L’automobile reste toujours, en dépit des crises, un objet de désir paradoxal. Les voitures de très haut de gamme, inaccessibles, et inutilisables dans leurs spécificités techniques extrêmes, déploient tous leurs chromes et leurs cuirs. Elles marquent encore ce salon qui fait du luxe et de l’exception une tradition accentuée, comme chaque année, par la présence visible de très nombreux carrossiers et préparateurs. Cette fête de l’automobile d’exception continue à attirer les foules qui n’hésitent pas à se masser devant les stands de voiture de luxe pour apercevoir la dernière Ferrari ou Maserati, ou s’extasier devant la McLaren P1, déjà mythique, ou la Koenigsegg de plus de 1000 CV dans sa livrée toute pailletée d’or que l’on imagine destinée aux nouveaux milliardaires chinois.

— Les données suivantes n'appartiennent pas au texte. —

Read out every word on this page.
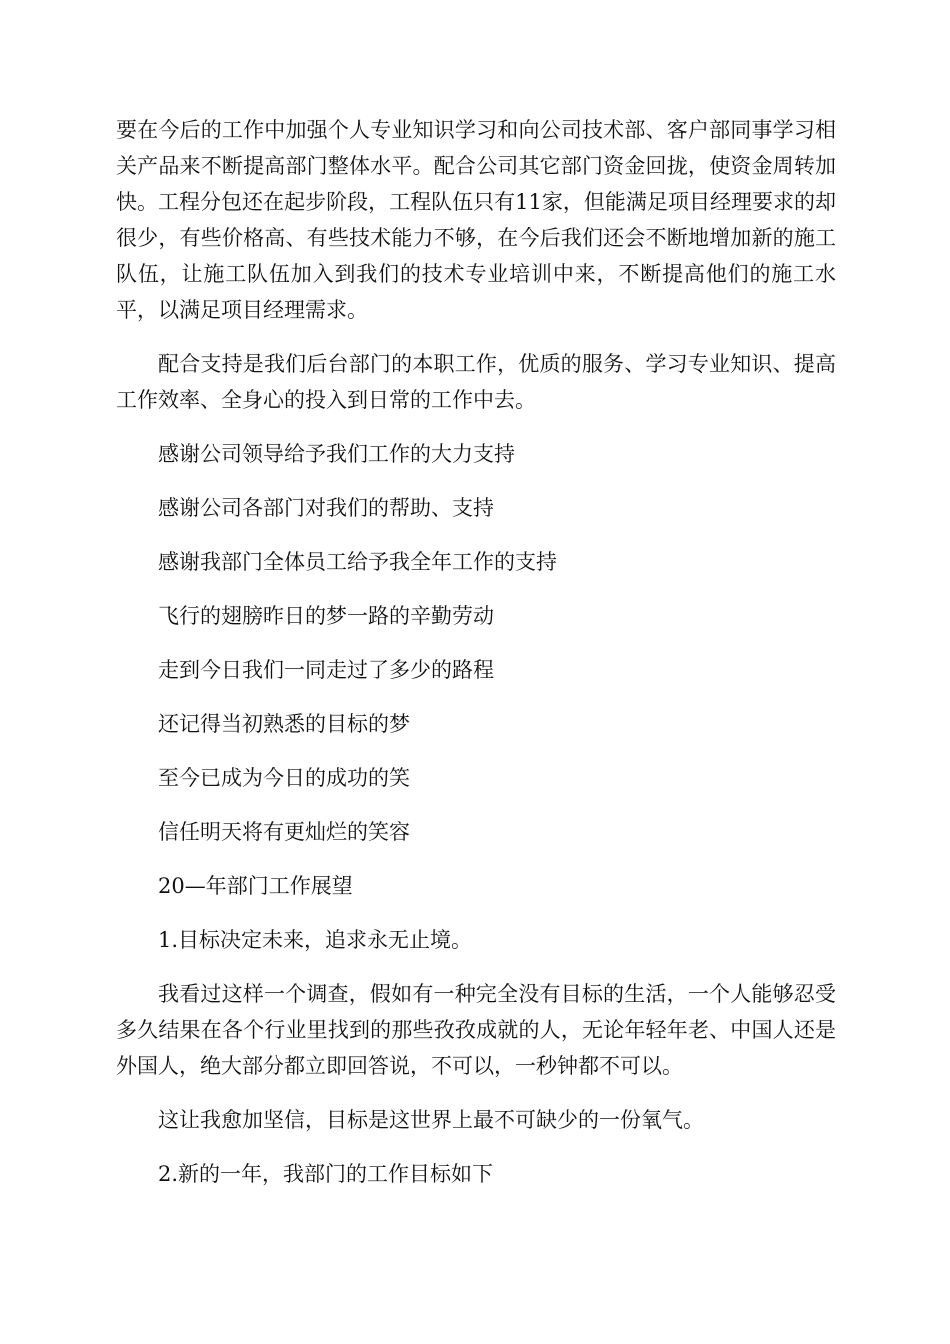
要在今后的工作中加强个人专业知识学习和向公司技术部、客户部同事学习相关产品来不断提高部门整体水平。配合公司其它部门资金回拢，使资金周转加快。工程分包还在起步阶段，工程队伍只有11家，但能满足项目经理要求的却很少，有些价格高、有些技术能力不够，在今后我们还会不断地增加新的施工队伍，让施工队伍加入到我们的技术专业培训中来，不断提高他们的施工水平，以满足项目经理需求。

配合支持是我们后台部门的本职工作，优质的服务、学习专业知识、提高工作效率、全身心的投入到日常的工作中去。

感谢公司领导给予我们工作的大力支持

感谢公司各部门对我们的帮助、支持

感谢我部门全体员工给予我全年工作的支持

飞行的翅膀昨日的梦一路的辛勤劳动

走到今日我们一同走过了多少的路程

还记得当初熟悉的目标的梦

至今已成为今日的成功的笑

信任明天将有更灿烂的笑容

20—年部门工作展望

1.目标决定未来，追求永无止境。

我看过这样一个调查，假如有一种完全没有目标的生活，一个人能够忍受多久结果在各个行业里找到的那些孜孜成就的人，无论年轻年老、中国人还是外国人，绝大部分都立即回答说，不可以，一秒钟都不可以。

这让我愈加坚信，目标是这世界上最不可缺少的一份氧气。

2.新的一年，我部门的工作目标如下
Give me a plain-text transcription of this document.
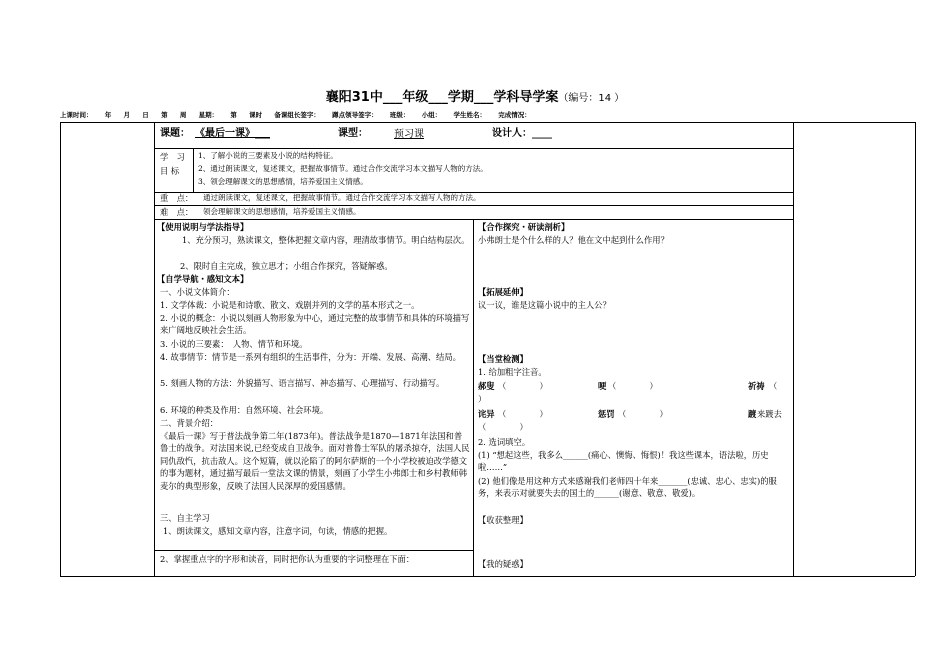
襄阳31中___年级___学期___学科导学案（编号：14 ）
上课时间： 年 月 日 第 周 星期： 第 课时 备课组长签字： 蹲点领导签字： 班级： 小组： 学生姓名： 完成情况：
课题： 《最后一课》___	课型：	预习课	设计人：____
学　习
目 标
1、了解小说的三要素及小说的结构特征。
2、通过朗读课文，复述课文，把握故事情节。通过合作交流学习本文描写人物的方法。
3、领会理解课文的思想感情，培养爱国主义情感。
重　点： 通过朗读课文，复述课文，把握故事情节。通过合作交流学习本文描写人物的方法。
难　点： 领会理解课文的思想感情，培养爱国主义情感。
【使用说明与学法指导】
1、充分预习，熟读课文，整体把握文章内容，理清故事情节。明白结构层次。
2、限时自主完成，独立思才；小组合作探究，答疑解惑。
【自学导航・感知文本】
一、小说文体简介：
1. 文学体裁：小说是和诗歌、散文、戏剧并列的文学的基本形式之一。
2. 小说的概念：小说以刻画人物形象为中心，通过完整的故事情节和具体的环境描写来广阔地反映社会生活。
3. 小说的三要素：　人物、情节和环境。
4. 故事情节：情节是一系列有组织的生活事件，分为：开端、发展、高潮、结局。
5. 刻画人物的方法：外貌描写、语言描写、神态描写、心理描写、行动描写。
6. 环境的种类及作用：自然环境、社会环境。
二、背景介绍：
《最后一课》写于普法战争第二年(1873年)。普法战争是1870—1871年法国和普鲁士的战争。对法国来说,已经变成自卫战争。面对普鲁士军队的屠杀掠夺，法国人民同仇敌忾，抗击敌人。这个短篇，就以沦陷了的阿尔萨斯的一个小学校被迫改学德文的事为题材，通过描写最后一堂法文课的情景，刻画了小学生小弗郎士和乡村教师韩麦尔的典型形象，反映了法国人民深厚的爱国感情。
三、自主学习
1、朗读课文，感知文章内容，注意字词，句读，情感的把握。
2、掌握重点字的字形和读音，同时把你认为重要的字词整理在下面：
【合作探究・研读剖析】
小弗朗士是个什么样的人？他在文中起到什么作用？
【拓展延伸】
议一议，谁是这篇小说中的主人公？
【当堂检测】
1. 给加粗字注音。
郝叟 （　　　　）	哽 （　　　　）	祈祷 （
）
诧异 （　　　　）	惩罚 （　　　　）	踱 来踱去
（　　　　）
2. 选词填空。
(1) “想起这些，我多么______(痛心、懊悔、悔恨)！我这些课本，语法啦，历史啦……”
(2) 他们像是用这种方式来感谢我们老师四十年来_______(忠诚、忠心、忠实)的服务，来表示对就要失去的国土的______(谢意、敬意、敬爱)。
【收获整理】
【我的疑惑】
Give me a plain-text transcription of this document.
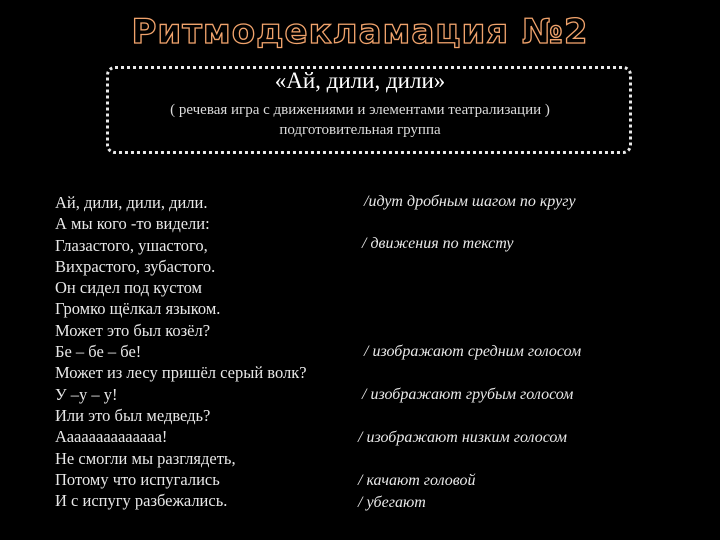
Ритмодекламация №2
«Ай, дили, дили»
( речевая игра с движениями и элементами театрализации )
подготовительная группа
Ай, дили, дили, дили.
А мы кого -то видели:
Глазастого, ушастого,
Вихрастого, зубастого.
Он сидел под кустом
Громко щёлкал языком.
Может это был козёл?
Бе – бе – бе!
Может из лесу пришёл серый волк?
У –у – у!
Или это был медведь?
Аааааааааааааа!
Не смогли мы разглядеть,
Потому что испугались
И с испугу разбежались.
/идут дробным шагом по кругу
/ движения по тексту
/ изображают средним голосом
/ изображают грубым голосом
/ изображают низким голосом
/ качают головой
/ убегают
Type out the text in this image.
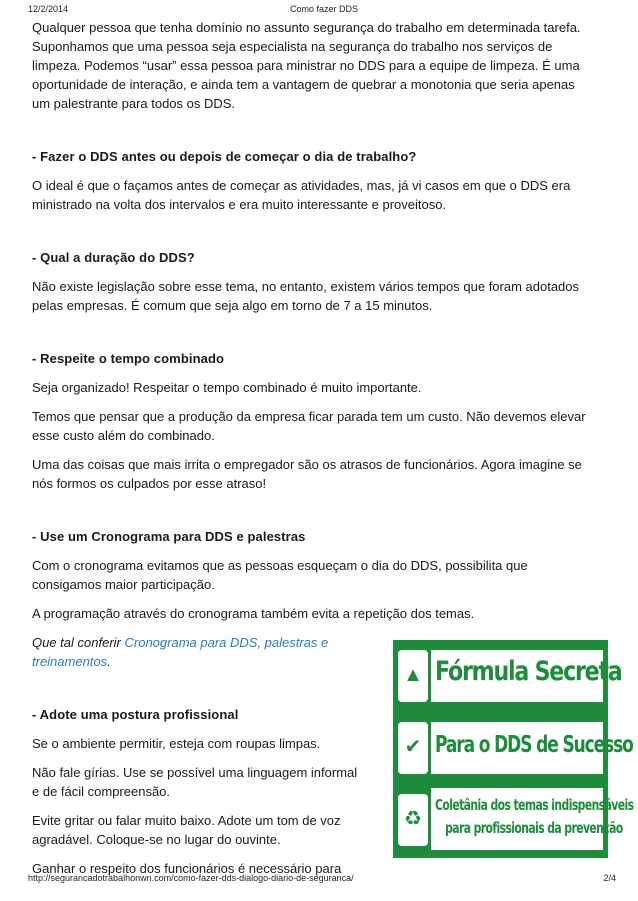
12/2/2014	Como fazer DDS

Qualquer pessoa que tenha domínio no assunto segurança do trabalho em determinada tarefa. Suponhamos que uma pessoa seja especialista na segurança do trabalho nos serviços de limpeza. Podemos “usar” essa pessoa para ministrar no DDS para a equipe de limpeza. É uma oportunidade de interação, e ainda tem a vantagem de quebrar a monotonia que seria apenas um palestrante para todos os DDS.

- Fazer o DDS antes ou depois de começar o dia de trabalho?

O ideal é que o façamos antes de começar as atividades, mas, já vi casos em que o DDS era ministrado na volta dos intervalos e era muito interessante e proveitoso.

- Qual a duração do DDS?

Não existe legislação sobre esse tema, no entanto, existem vários tempos que foram adotados pelas empresas. É comum que seja algo em torno de 7 a 15 minutos.

- Respeite o tempo combinado

Seja organizado! Respeitar o tempo combinado é muito importante.

Temos que pensar que a produção da empresa ficar parada tem um custo. Não devemos elevar esse custo além do combinado.

Uma das coisas que mais irrita o empregador são os atrasos de funcionários. Agora imagine se nós formos os culpados por esse atraso!

- Use um Cronograma para DDS e palestras

Com o cronograma evitamos que as pessoas esqueçam o dia do DDS, possibilita que consigamos maior participação.

A programação através do cronograma também evita a repetição dos temas.

Que tal conferir Cronograma para DDS, palestras e treinamentos.

- Adote uma postura profissional

Se o ambiente permitir, esteja com roupas limpas.

Não fale gírias. Use se possível uma linguagem informal e de fácil compreensão.

Evite gritar ou falar muito baixo. Adote um tom de voz agradável. Coloque-se no lugar do ouvinte.

Ganhar o respeito dos funcionários é necessário para

▲ Fórmula Secreta
✔ Para o DDS de Sucesso
♻
Coletânia dos temas indispensáveis
para profissionais da prevenção
http://segurancadotrabalhonwn.com/como-fazer-dds-dialogo-diario-de-seguranca/	2/4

En revanche, il faut chercher les nouveautés sur le front de la voiture raisonnable, accessible économiquement et dont la trace environnementale est peu visible. Il y a incontestablement un retrait de la "voiture propre" en ce printemps 2013 comme si cet engouement fébrile destiné, depuis 2008, à sauver l’industrie automobile en danger, était retombé. Il n’y a plus d'espace consacré aux motorisations alternatives ni de piste d’essai de véhicules électriques, et les produits innovants se cherchent dans les stands.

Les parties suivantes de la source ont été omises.